During a heart attack, heart rate and blood pressure go up, explains accredited exercise physiologist Bridget Nash. Heart rate and blood pressure also go up when exercising, so this will improve the body’s ability to handle that stress.

But when being active it’s important to focus on intensity, Nash adds, as medications tend to interfere with heart rate and blood pressure response.

Before undertaking any exercise regimen or activity, consult your doctor or physician.

The move: interval training

To strengthen the heart’s ability to handle high blood pressure and heart rate, Nash recommends high-intensity interval training.

“But when I say high-intensity interval training, I don’t mean anyone with a heart condition should be signing up for the nearest F45 class,” she hastens to add. Completing a 10-second effort at a perceived exertion level of six to seven out of 10, followed by 50 seconds of complete rest and repeating a couple of times, will hit the mark while allowing the body to recover quickly.
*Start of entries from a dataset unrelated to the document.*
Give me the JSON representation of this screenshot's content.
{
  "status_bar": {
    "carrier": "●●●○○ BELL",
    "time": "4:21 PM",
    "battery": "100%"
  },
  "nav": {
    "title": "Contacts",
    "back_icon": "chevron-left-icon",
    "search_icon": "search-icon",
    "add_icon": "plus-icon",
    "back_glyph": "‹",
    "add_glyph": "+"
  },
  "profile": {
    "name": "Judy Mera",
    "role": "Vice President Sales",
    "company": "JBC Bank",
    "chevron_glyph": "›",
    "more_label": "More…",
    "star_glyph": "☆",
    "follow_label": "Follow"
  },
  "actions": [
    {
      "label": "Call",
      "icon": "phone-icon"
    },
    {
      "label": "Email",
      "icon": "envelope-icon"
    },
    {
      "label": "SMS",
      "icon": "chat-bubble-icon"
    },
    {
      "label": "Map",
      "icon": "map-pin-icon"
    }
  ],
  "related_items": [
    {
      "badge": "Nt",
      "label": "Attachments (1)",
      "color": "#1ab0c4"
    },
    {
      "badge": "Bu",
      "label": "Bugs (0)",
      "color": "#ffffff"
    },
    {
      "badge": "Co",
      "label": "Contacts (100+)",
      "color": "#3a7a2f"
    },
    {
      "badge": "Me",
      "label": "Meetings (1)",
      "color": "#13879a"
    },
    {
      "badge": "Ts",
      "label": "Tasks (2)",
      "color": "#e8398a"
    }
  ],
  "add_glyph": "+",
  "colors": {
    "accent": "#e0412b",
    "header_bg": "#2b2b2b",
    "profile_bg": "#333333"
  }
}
The easiest way to do this is on a bike, Nash says.

If doing longer spurts of activity, Spence recommends a lower intensity level that feels light to moderate – around two to four out of 10.

Cardio-based activity helps improve blood flow around the heart, she says but strength training is also important, as it can build muscle as well as improving self-confidence to perform activities of daily living.
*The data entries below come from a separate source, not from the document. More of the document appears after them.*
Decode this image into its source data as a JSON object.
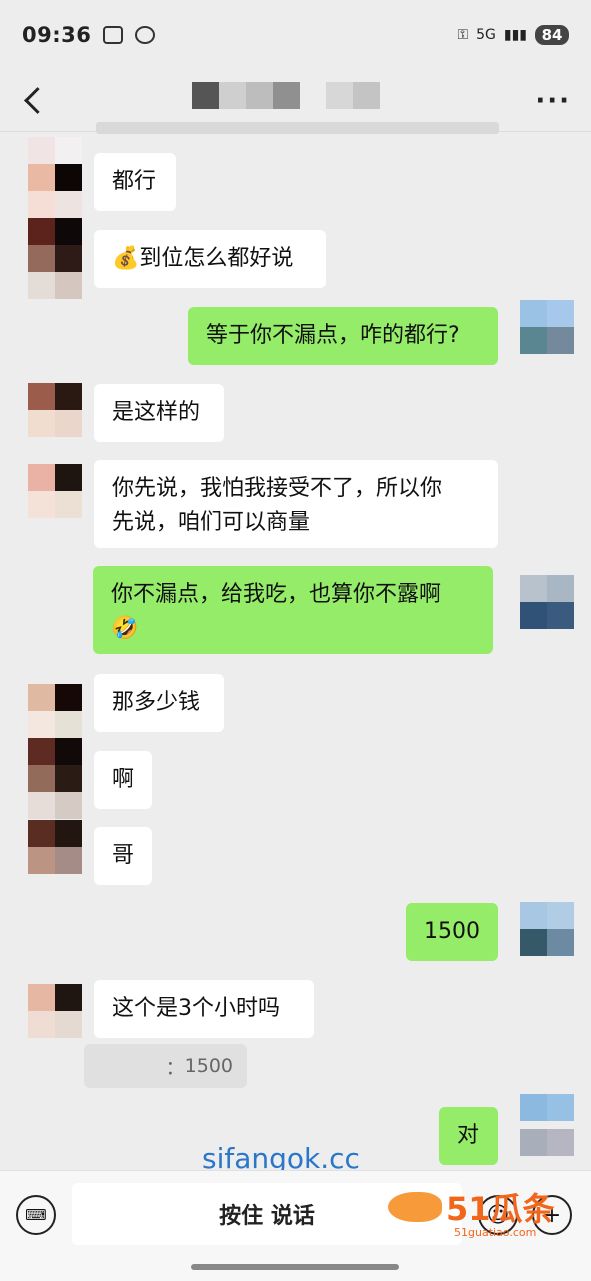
{
  "status": {
    "time": "09:36",
    "network": "5G",
    "battery": "84"
  },
  "chat": {
    "messages": [
      {
        "side": "in",
        "text": "都行"
      },
      {
        "side": "in",
        "text": "💰到位怎么都好说"
      },
      {
        "side": "out",
        "text": "等于你不漏点，咋的都行?"
      },
      {
        "side": "in",
        "text": "是这样的"
      },
      {
        "side": "in",
        "text": "你先说，我怕我接受不了，所以你\n先说，咱们可以商量"
      },
      {
        "side": "out",
        "text": "你不漏点，给我吃，也算你不露啊\n🤣"
      },
      {
        "side": "in",
        "text": "那多少钱"
      },
      {
        "side": "in",
        "text": "啊"
      },
      {
        "side": "in",
        "text": "哥"
      },
      {
        "side": "out",
        "text": "1500"
      },
      {
        "side": "in",
        "text": "这个是3个小时吗"
      },
      {
        "side": "out",
        "text": "对"
      }
    ],
    "quote": "1500"
  },
  "watermark": "sifangok.cc",
  "input": {
    "voice_label": "按住 说话"
  },
  "logo": {
    "text": "51瓜条",
    "sub": "51guatiao.com"
  },
  "colors": {
    "bg": "#ededed",
    "incoming": "#ffffff",
    "outgoing": "#95ec69",
    "accent": "#f2661c"
  },
  "icons": {
    "back": "chevron-left",
    "more": "ellipsis",
    "keyboard": "keyboard-icon",
    "emoji": "emoji-icon",
    "plus": "plus-icon"
  }
}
Nash agrees, saying: “The importance of exercise is to increase the efficiency of the muscles to de-load the heart. A strong muscle is an efficient muscle.”

The class: dancing

Get out your dancing shoes! Nash is a big fan of dance for a social class activity. Not only can dancing be fun, but it can be a safer option without the one-on-one attention you might have with an exercise physiologist.

“A dance class, ballroom, jive or tap gets the heart rate up a little, but not an awful lot,” she says. “And it’s a great way to build some strength along the way.”

Water aerobics is also a good option, says Spence. She describes a recent study in which people with stable heart disease who took part in a 12-week water-based circuit exercise program (three 60-minute sessions a week) improved their fitness and leg strength while also reducing body fat – a key risk factor for heart disease.

The free: walking

The world’s your oyster when it comes to opportunities for free exercise, just by increasing incidental activity. “Reducing sedentary behaviours can be a great way of incorporating more activity into your day,” says Spence, “simply by modifying your habits.”

To achieve current recommendations for exercise in people with heart disease – 30 minutes of moderate intensity activity on most, if not all, days of the week – try breaking up time sitting down, listening to podcasts or audiobooks while walking, cleaning or gardening. Use active modes of transport like getting off the bus one stop earlier or parking the car further away from the shops.

Indeed, “walking will always be one of the easiest, most available and most affordable heart-healthy exercises”, Nash says.

The hard pass: too much or not enough

It could be risky exercising at a prolonged intensity rating of eight out of 10 without rest, Nash warns. She suggests not starting any new exercise without expert supervision and an individually tailored program, particularly if you have resting blood pressure of 180/100 or higher. Heart Research Australia recommends consulting a health professional if exercise feels uncomfortable or painful.

Are there any exercises to avoid? “Avoid being inactive,” says Spence.